Une bonne nouvelle avec un arrière-goût amer ? Microsoft a récemment annoncé que certaines mises à jour importantes de sécurité seront offertes gratuitement pour les utilisateurs européens de Windows 10… mais à condition de jouer selon ses règles. Sinon, il faudra passer à la caisse.
Windows 10 : un répit gratuit… mais pas pour tout le monde
Microsoft a promis une année supplémentaire de mises à jour de sécurité gratuites pour les versions de Windows 10 installées en Europe. L’initiative s’inscrit dans le programme ESU (Extended Security Updates). Elle rassure les nombreux utilisateurs qui ne sont pas encore passés à Windows 11.
Mais derrière cette décision, une condition clé pourrait changer la donne pour des milliers d’utilisateurs. En effet, il faudra utiliser un compte Microsoft. Cela signifie que les utilisateurs qui continuent à naviguer sous un compte local verront leur accès gratuit refusé. Ils devront alors payer pour rester protégés.
Voici ce qu’il faut pour bénéficier des mises à jour gratuites
Pour profiter de cette extension d’un an des mises à jour de sécurité gratuitement, vous devez remplir plusieurs critères :
- Votre PC doit fonctionner sous Windows 10 version 22H2
- Vous devez utiliser l’une des éditions suivantes : Famille, Professionnel, Éducation ou Stations de travail
- Vous devez connecter et utiliser un compte Microsoft
Ces conditions semblent assez simples sur le papier. Mais elles cachent une réalité stricte : sans compte Microsoft, pas de cadeau. Microsoft lie directement votre confort numérique à l’utilisation de ses services connectés.
Utiliser un compte local ? Attendez-vous à payer
La logique est claire : si vous n’utilisez pas de compte Microsoft, vous devrez payer. Microsoft propose toujours l’accès au programme ESU pour les autres utilisateurs, mais au prix initial prévu, soit environ 30 euros pour une année.
Et attention : même une ruse brièvement tentée ne passera pas. Microsoft précise que si vous vous connectez temporairement à votre compte Microsoft pour accéder aux mises à jour, mais que vous revenez ensuite à un compte local, l’accès aux mises à jour sera coupé après 60 jours.

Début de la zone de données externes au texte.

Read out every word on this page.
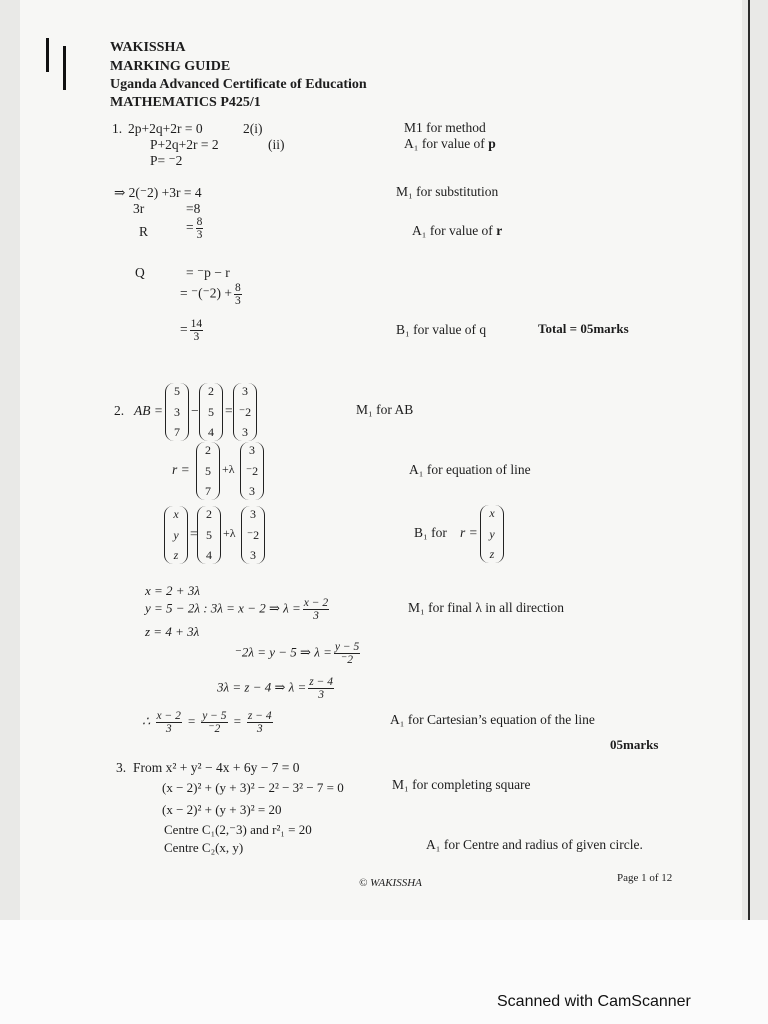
WAKISSHA
MARKING GUIDE
Uganda Advanced Certificate of Education
MATHEMATICS P425/1
1. 2p+2q+2r = 0	2(i)
P+2q+2r = 2	(ii)
P= ⁻2
M1 for method
A₁ for value of p
⇒ 2(⁻2) +3r = 4
3r	=8
M₁ for substitution
R	= $\frac{8}{3}$	A₁ for value of r
Q	= ⁻p − r
= $^-(^-2) + \frac{8}{3}$
= $\frac{14}{3}$	B₁ for value of q	Total = 05marks
2. AB =
5
3
7
−
2
5
4
=
3
⁻2
3
M₁ for AB
r =
2
5
7
+λ
3
⁻2
3
A₁ for equation of line
x
y
z
=
2
5
4
+λ
3
⁻2
3
B₁ for r =
x
y
z
x = 2 + 3λ
y = 5 − 2λ : 3λ = x − 2 ⇒ $\lambda = \frac{x - 2}{3}$
z = 4 + 3λ
M₁ for final λ in all direction
⁻2λ = y − 5 ⇒ $\lambda = \frac{y - 5}{^-2}$
3λ = z − 4 ⇒ $\lambda = \frac{z - 4}{3}$
∴ $\frac{x - 2}{3} = \frac{y - 5}{^-2} = \frac{z - 4}{3}$	A₁ for Cartesian’s equation of the line
05marks
3. From x² + y² − 4x + 6y − 7 = 0
(x − 2)² + (y + 3)² − 2² − 3² − 7 = 0	M₁ for completing square
(x − 2)² + (y + 3)² = 20
Centre C₁(2,⁻3) and r²₁ = 20
Centre C₂(x, y)	A₁ for Centre and radius of given circle.
© WAKISSHA	Page 1 of 12
Scanned with CamScanner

En clair : votre compte Microsoft doit rester activement connecté pour continuer à recevoir les correctifs. Sinon, votre système sortira automatiquement du programme, et vous devrez vous requalifier ou payer l’abonnement.
Pourquoi cette exigence de compte Microsoft ?
Microsoft souhaite clairement pousser davantage d’utilisateurs vers l’intégration complète dans son écosystème. En liant ces mises à jour directement à votre compte Microsoft, la firme récupère non seulement des données d’usage, mais s’assure aussi d’un contrôle plus fin sur la distribution de ses services et licences.
Cette stratégie soulève des questions de conformité avec la législation européenne, en l’occurrence avec la réglementation DMA (Digital Markets Act). Des organisations comme Euroconsumers ont d’ailleurs exprimé leur inquiétude quant à cette façon de conditionner des éléments essentiels à l’utilisation d’un compte Microsoft.
Une fausse gratuité ?
À première vue, l’annonce semble généreuse. Mais dans les faits, cette mise à jour gratuite ressemble à une manière subtile d’encourager, voire forcer, les utilisateurs à abandonner les comptes locaux au profit d’un environnement connecté… et surveillé.
Heureusement, si votre accès est interrompu mais que vous vous reconnectez à temps avec un compte Microsoft, vous pourrez récupérer les mises à jour sans frais supplémentaires. Cela impose cependant une vigilance continue sur la façon dont vous utilisez votre PC.
Faut-il rester sous Windows 10 ?
Avec la fin du support de Windows 10 prévue pour octobre 2025, beaucoup d’utilisateurs cherchent à allonger la durée de vie de leur machine avant de changer de système. Le programme ESU représente alors une bouée de secours — mais une bouée conditionnelle.
Si vous préférez rester en dehors des services cloud et des comptes en ligne de Microsoft, vous devrez accepter de payer. Sinon, il faudra accepter de vous connecter entièrement à son univers numérique.
Dans le fond, ce n’est pas tant la sécurité qui est payante, que votre liberté de choix.